L’accord Apple-IBM n’augmentera pas les ventes… mais est-ce seulement son objectif ?

Anthony Nelzin-Santos |

Gene Munster ne s’attend pas « à ce que le partenariat avec IBM ait un impact sur les finances d’Apple », notant que « les grandes entreprises utilisent déjà des iPhone. » « Nous pensons qu’IBM proposera de nouvelles fonctions à ses clients en entreprise », poursuit l’analyste de Pipper Jaffray, « mais cela ne suffira pas à convaincre une grande entreprise d’utiliser iOS. » Il faudrait savoir (mais on en demande peut-être beaucoup) : les grandes entreprises utilisent-elles ou n’utilisent-elles pas iOS ? Voilà qui n’aide certainement pas à comprendre les conséquences éventuelles de l’annonce surprise de ce partenariat entre Apple et IBM.

Ginni Rometty (CEO d'IBM) et Tim Cook. Image Apple.
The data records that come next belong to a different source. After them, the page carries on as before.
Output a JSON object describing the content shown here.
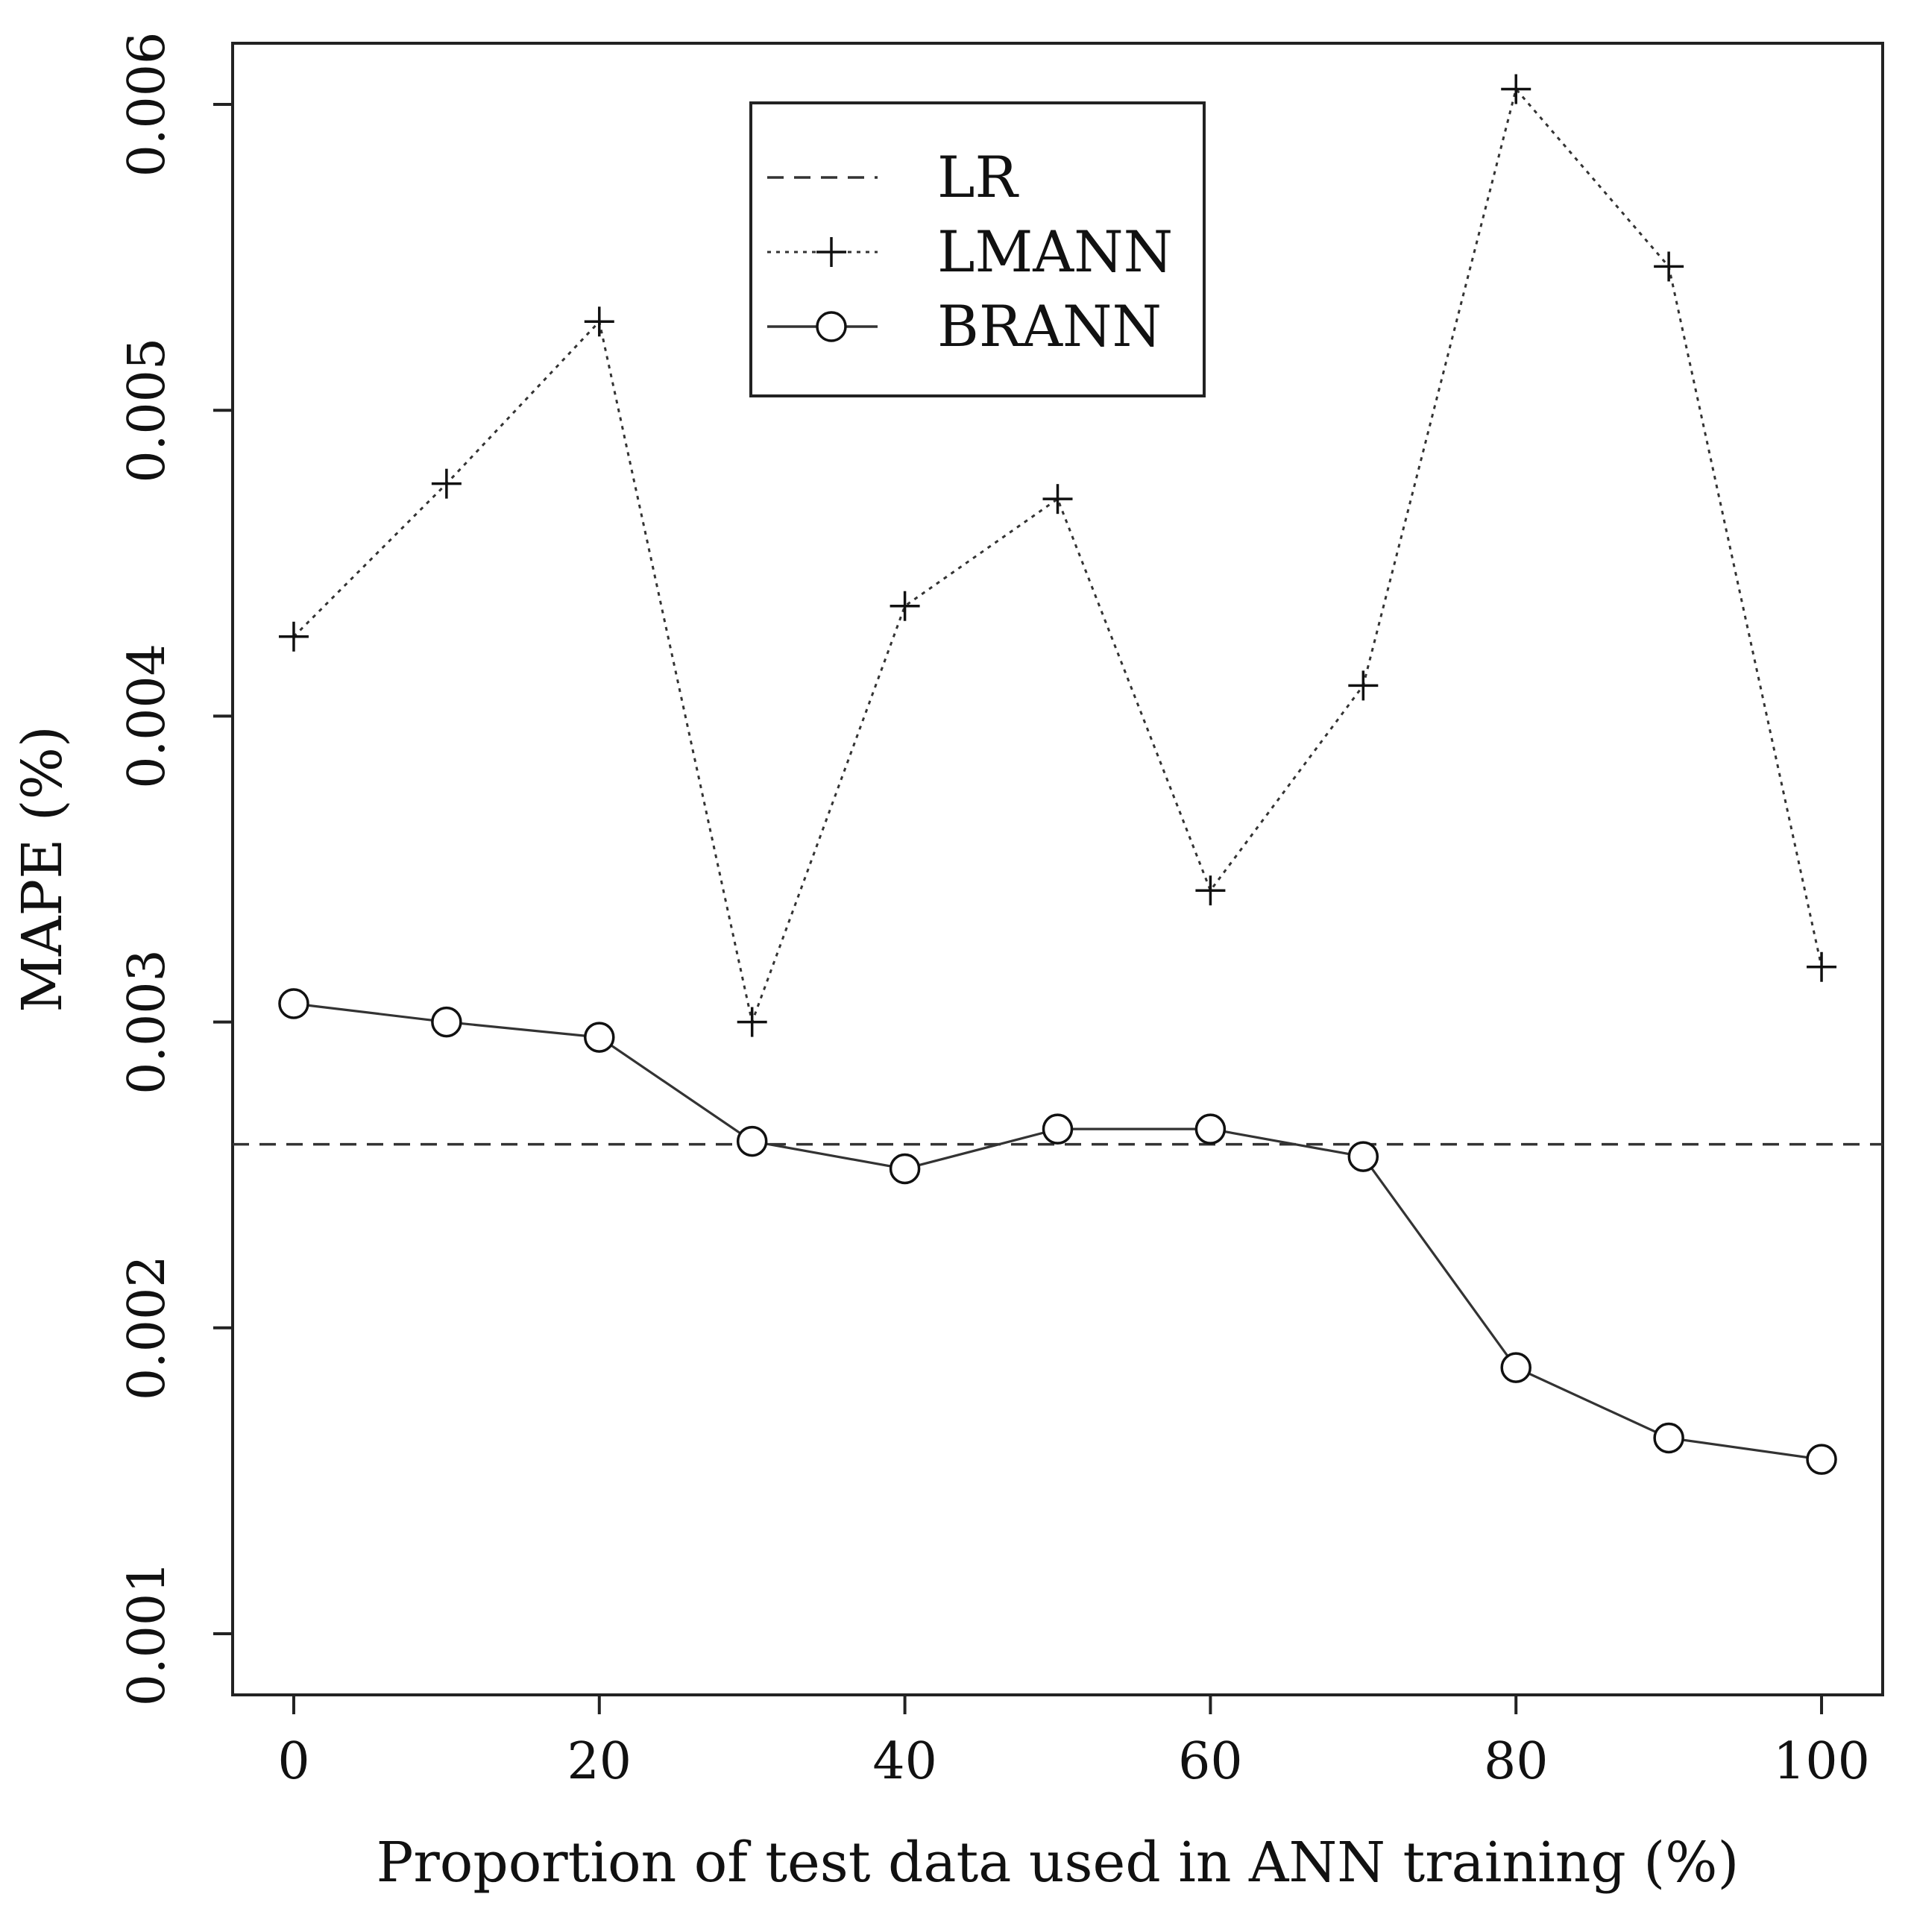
{
  "chart_data": {
    "type": "line",
    "title": "",
    "xlabel": "Proportion of test data used in ANN training (%)",
    "ylabel": "MAPE (%)",
    "xlim": [
      -4,
      104
    ],
    "ylim": [
      0.0008,
      0.0062
    ],
    "x_ticks": [
      0,
      20,
      40,
      60,
      80,
      100
    ],
    "x_tick_labels": [
      "0",
      "20",
      "40",
      "60",
      "80",
      "100"
    ],
    "y_ticks": [
      0.001,
      0.002,
      0.003,
      0.004,
      0.005,
      0.006
    ],
    "y_tick_labels": [
      "0.001",
      "0.002",
      "0.003",
      "0.004",
      "0.005",
      "0.006"
    ],
    "x": [
      0,
      10,
      20,
      30,
      40,
      50,
      60,
      70,
      80,
      90,
      100
    ],
    "grid": false,
    "legend_position": "top-center",
    "series": [
      {
        "name": "LR",
        "style": "dashed",
        "marker": "none",
        "values": [
          0.0026,
          0.0026,
          0.0026,
          0.0026,
          0.0026,
          0.0026,
          0.0026,
          0.0026,
          0.0026,
          0.0026,
          0.0026
        ]
      },
      {
        "name": "LMANN",
        "style": "dotted",
        "marker": "plus",
        "values": [
          0.00426,
          0.00476,
          0.00529,
          0.003,
          0.00436,
          0.00471,
          0.00343,
          0.0041,
          0.00605,
          0.00547,
          0.00318
        ]
      },
      {
        "name": "BRANN",
        "style": "solid",
        "marker": "circle",
        "values": [
          0.00306,
          0.003,
          0.00295,
          0.00261,
          0.00252,
          0.00265,
          0.00265,
          0.00256,
          0.00187,
          0.00164,
          0.00157
        ]
      }
    ],
    "colors": {
      "line": "#333333",
      "frame": "#222222"
    }
  }
}
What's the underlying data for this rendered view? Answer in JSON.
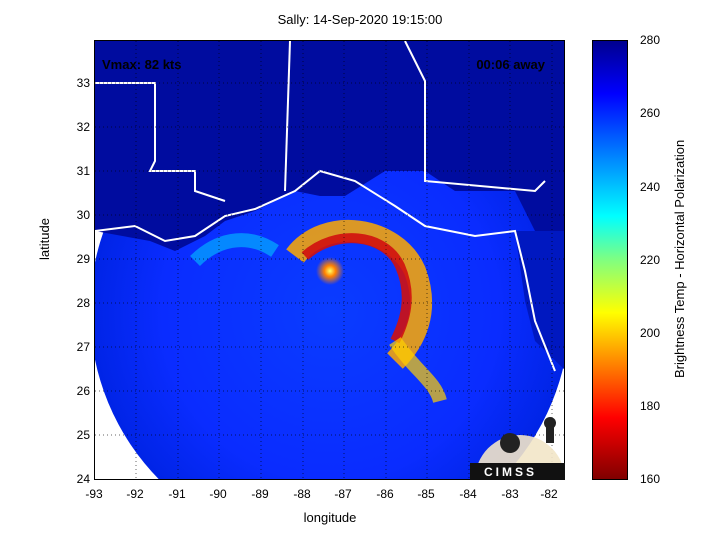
{
  "title": "Sally: 14-Sep-2020 19:15:00",
  "overlay": {
    "vmax": "Vmax: 82 kts",
    "time_away": "00:06 away"
  },
  "axes": {
    "xlabel": "longitude",
    "ylabel": "latitude",
    "x_ticks": [
      "-93",
      "-92",
      "-91",
      "-90",
      "-89",
      "-88",
      "-87",
      "-86",
      "-85",
      "-84",
      "-83",
      "-82"
    ],
    "y_ticks": [
      "33",
      "32",
      "31",
      "30",
      "29",
      "28",
      "27",
      "26",
      "25",
      "24"
    ],
    "xlim": [
      -93,
      -81.7
    ],
    "ylim": [
      24,
      34
    ]
  },
  "colorbar": {
    "label": "Brightness Temp - Horizontal Polarization",
    "ticks": [
      "280",
      "260",
      "240",
      "220",
      "200",
      "180",
      "160"
    ],
    "range": [
      160,
      280
    ]
  },
  "logo": {
    "text": "CIMSS"
  },
  "colors": {
    "background_cold": "#00008f",
    "swath_blue": "#0a2cff",
    "core_red": "#800000"
  }
}
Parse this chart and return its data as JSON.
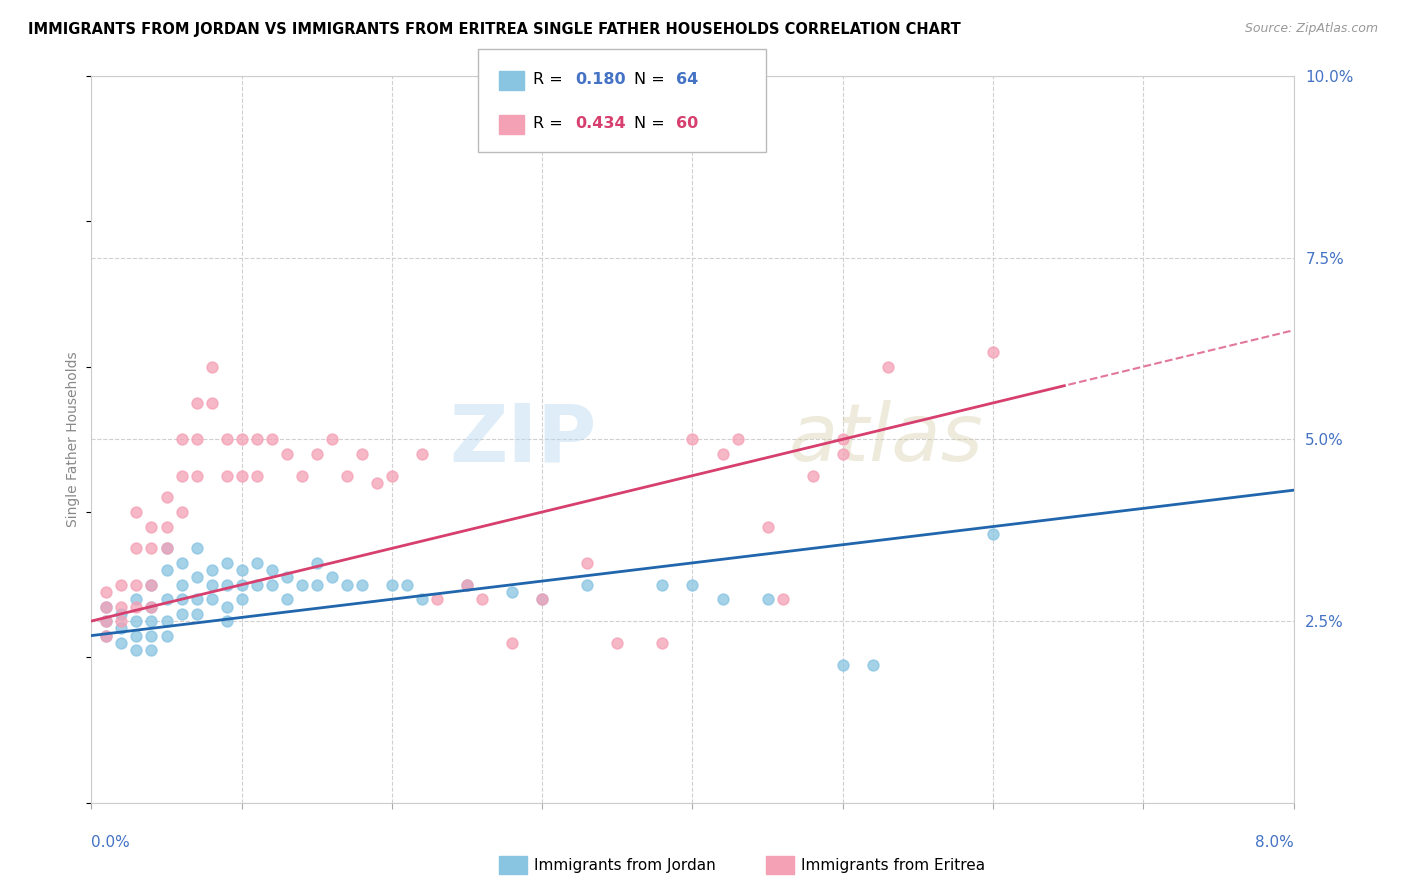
{
  "title": "IMMIGRANTS FROM JORDAN VS IMMIGRANTS FROM ERITREA SINGLE FATHER HOUSEHOLDS CORRELATION CHART",
  "source": "Source: ZipAtlas.com",
  "ylabel": "Single Father Households",
  "xlim": [
    0.0,
    0.08
  ],
  "ylim": [
    0.0,
    0.1
  ],
  "yticks": [
    0.0,
    0.025,
    0.05,
    0.075,
    0.1
  ],
  "ytick_labels": [
    "",
    "2.5%",
    "5.0%",
    "7.5%",
    "10.0%"
  ],
  "jordan_color": "#89c4e1",
  "eritrea_color": "#f4a0b5",
  "jordan_line_color": "#2166ac",
  "eritrea_line_color": "#d63f6e",
  "jordan_R": 0.18,
  "jordan_N": 64,
  "eritrea_R": 0.434,
  "eritrea_N": 60,
  "watermark_zip": "ZIP",
  "watermark_atlas": "atlas",
  "background_color": "#ffffff",
  "grid_color": "#d0d0d0",
  "axis_label_color": "#4472c4",
  "jordan_scatter": [
    [
      0.001,
      0.027
    ],
    [
      0.001,
      0.025
    ],
    [
      0.001,
      0.023
    ],
    [
      0.002,
      0.026
    ],
    [
      0.002,
      0.024
    ],
    [
      0.002,
      0.022
    ],
    [
      0.003,
      0.028
    ],
    [
      0.003,
      0.025
    ],
    [
      0.003,
      0.023
    ],
    [
      0.003,
      0.021
    ],
    [
      0.004,
      0.03
    ],
    [
      0.004,
      0.027
    ],
    [
      0.004,
      0.025
    ],
    [
      0.004,
      0.023
    ],
    [
      0.004,
      0.021
    ],
    [
      0.005,
      0.035
    ],
    [
      0.005,
      0.032
    ],
    [
      0.005,
      0.028
    ],
    [
      0.005,
      0.025
    ],
    [
      0.005,
      0.023
    ],
    [
      0.006,
      0.033
    ],
    [
      0.006,
      0.03
    ],
    [
      0.006,
      0.028
    ],
    [
      0.006,
      0.026
    ],
    [
      0.007,
      0.035
    ],
    [
      0.007,
      0.031
    ],
    [
      0.007,
      0.028
    ],
    [
      0.007,
      0.026
    ],
    [
      0.008,
      0.032
    ],
    [
      0.008,
      0.03
    ],
    [
      0.008,
      0.028
    ],
    [
      0.009,
      0.033
    ],
    [
      0.009,
      0.03
    ],
    [
      0.009,
      0.027
    ],
    [
      0.009,
      0.025
    ],
    [
      0.01,
      0.032
    ],
    [
      0.01,
      0.03
    ],
    [
      0.01,
      0.028
    ],
    [
      0.011,
      0.033
    ],
    [
      0.011,
      0.03
    ],
    [
      0.012,
      0.032
    ],
    [
      0.012,
      0.03
    ],
    [
      0.013,
      0.031
    ],
    [
      0.013,
      0.028
    ],
    [
      0.014,
      0.03
    ],
    [
      0.015,
      0.033
    ],
    [
      0.015,
      0.03
    ],
    [
      0.016,
      0.031
    ],
    [
      0.017,
      0.03
    ],
    [
      0.018,
      0.03
    ],
    [
      0.02,
      0.03
    ],
    [
      0.021,
      0.03
    ],
    [
      0.022,
      0.028
    ],
    [
      0.025,
      0.03
    ],
    [
      0.028,
      0.029
    ],
    [
      0.03,
      0.028
    ],
    [
      0.033,
      0.03
    ],
    [
      0.038,
      0.03
    ],
    [
      0.04,
      0.03
    ],
    [
      0.042,
      0.028
    ],
    [
      0.045,
      0.028
    ],
    [
      0.05,
      0.019
    ],
    [
      0.052,
      0.019
    ],
    [
      0.06,
      0.037
    ]
  ],
  "eritrea_scatter": [
    [
      0.001,
      0.029
    ],
    [
      0.001,
      0.027
    ],
    [
      0.001,
      0.025
    ],
    [
      0.001,
      0.023
    ],
    [
      0.002,
      0.03
    ],
    [
      0.002,
      0.027
    ],
    [
      0.002,
      0.025
    ],
    [
      0.003,
      0.04
    ],
    [
      0.003,
      0.035
    ],
    [
      0.003,
      0.03
    ],
    [
      0.003,
      0.027
    ],
    [
      0.004,
      0.038
    ],
    [
      0.004,
      0.035
    ],
    [
      0.004,
      0.03
    ],
    [
      0.004,
      0.027
    ],
    [
      0.005,
      0.042
    ],
    [
      0.005,
      0.038
    ],
    [
      0.005,
      0.035
    ],
    [
      0.006,
      0.05
    ],
    [
      0.006,
      0.045
    ],
    [
      0.006,
      0.04
    ],
    [
      0.007,
      0.055
    ],
    [
      0.007,
      0.05
    ],
    [
      0.007,
      0.045
    ],
    [
      0.008,
      0.06
    ],
    [
      0.008,
      0.055
    ],
    [
      0.009,
      0.05
    ],
    [
      0.009,
      0.045
    ],
    [
      0.01,
      0.05
    ],
    [
      0.01,
      0.045
    ],
    [
      0.011,
      0.05
    ],
    [
      0.011,
      0.045
    ],
    [
      0.012,
      0.05
    ],
    [
      0.013,
      0.048
    ],
    [
      0.014,
      0.045
    ],
    [
      0.015,
      0.048
    ],
    [
      0.016,
      0.05
    ],
    [
      0.017,
      0.045
    ],
    [
      0.018,
      0.048
    ],
    [
      0.019,
      0.044
    ],
    [
      0.02,
      0.045
    ],
    [
      0.022,
      0.048
    ],
    [
      0.023,
      0.028
    ],
    [
      0.025,
      0.03
    ],
    [
      0.026,
      0.028
    ],
    [
      0.028,
      0.022
    ],
    [
      0.03,
      0.028
    ],
    [
      0.033,
      0.033
    ],
    [
      0.035,
      0.022
    ],
    [
      0.038,
      0.022
    ],
    [
      0.04,
      0.05
    ],
    [
      0.042,
      0.048
    ],
    [
      0.043,
      0.05
    ],
    [
      0.045,
      0.038
    ],
    [
      0.046,
      0.028
    ],
    [
      0.048,
      0.045
    ],
    [
      0.05,
      0.05
    ],
    [
      0.053,
      0.06
    ],
    [
      0.06,
      0.062
    ],
    [
      0.05,
      0.048
    ]
  ]
}
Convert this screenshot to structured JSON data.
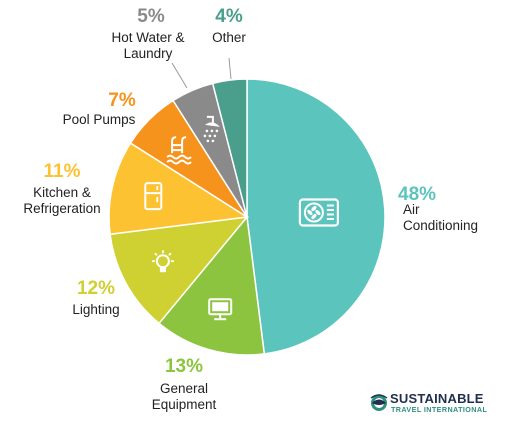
{
  "chart_data": {
    "type": "pie",
    "slices": [
      {
        "label_lines": [
          "Air",
          "Conditioning"
        ],
        "value": 48,
        "pct_label": "48%",
        "color": "#5bc5bd",
        "icon": "air-conditioner-icon"
      },
      {
        "label_lines": [
          "General",
          "Equipment"
        ],
        "value": 13,
        "pct_label": "13%",
        "color": "#8cc43f",
        "icon": "monitor-icon"
      },
      {
        "label_lines": [
          "Lighting"
        ],
        "value": 12,
        "pct_label": "12%",
        "color": "#cfd031",
        "icon": "lightbulb-icon"
      },
      {
        "label_lines": [
          "Kitchen &",
          "Refrigeration"
        ],
        "value": 11,
        "pct_label": "11%",
        "color": "#fcc232",
        "icon": "refrigerator-icon"
      },
      {
        "label_lines": [
          "Pool Pumps"
        ],
        "value": 7,
        "pct_label": "7%",
        "color": "#f6931d",
        "icon": "pool-ladder-icon"
      },
      {
        "label_lines": [
          "Hot Water &",
          "Laundry"
        ],
        "value": 5,
        "pct_label": "5%",
        "color": "#8a8a8a",
        "icon": "shower-icon"
      },
      {
        "label_lines": [
          "Other"
        ],
        "value": 4,
        "pct_label": "4%",
        "color": "#4a9e8c",
        "icon": ""
      }
    ],
    "start_angle": 0,
    "direction": "clockwise"
  },
  "logo": {
    "name": "SUSTAINABLE",
    "sub": "TRAVEL INTERNATIONAL"
  }
}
Les grandes entreprises n’ont pas besoin d’être convaincues d’utiliser iOS — 490 des 500 plus grandes entreprises américaines et 460 des 500 plus grandes entreprises du monde le font déjà. Ou plutôt, leurs salariés le font déjà : Apple est entrée dans les entreprises par le bas, un mouvement auquel les DSI ont dû s’adapter dès lors que les dirigeants eux-mêmes ont abandonné leurs BlackBerry de fonction pour leur iPhone personnels. Ou plutôt (bis), les salariés de certains de leurs services le font déjà : le DG ou le marketing n’ont aucun mal à mettre leur boîte Exchange sur leur iPhone, mais l’ingénierie, la comptabilité et les autres ont besoin d’applications spécifiques qui n’existent pas forcément sur iOS.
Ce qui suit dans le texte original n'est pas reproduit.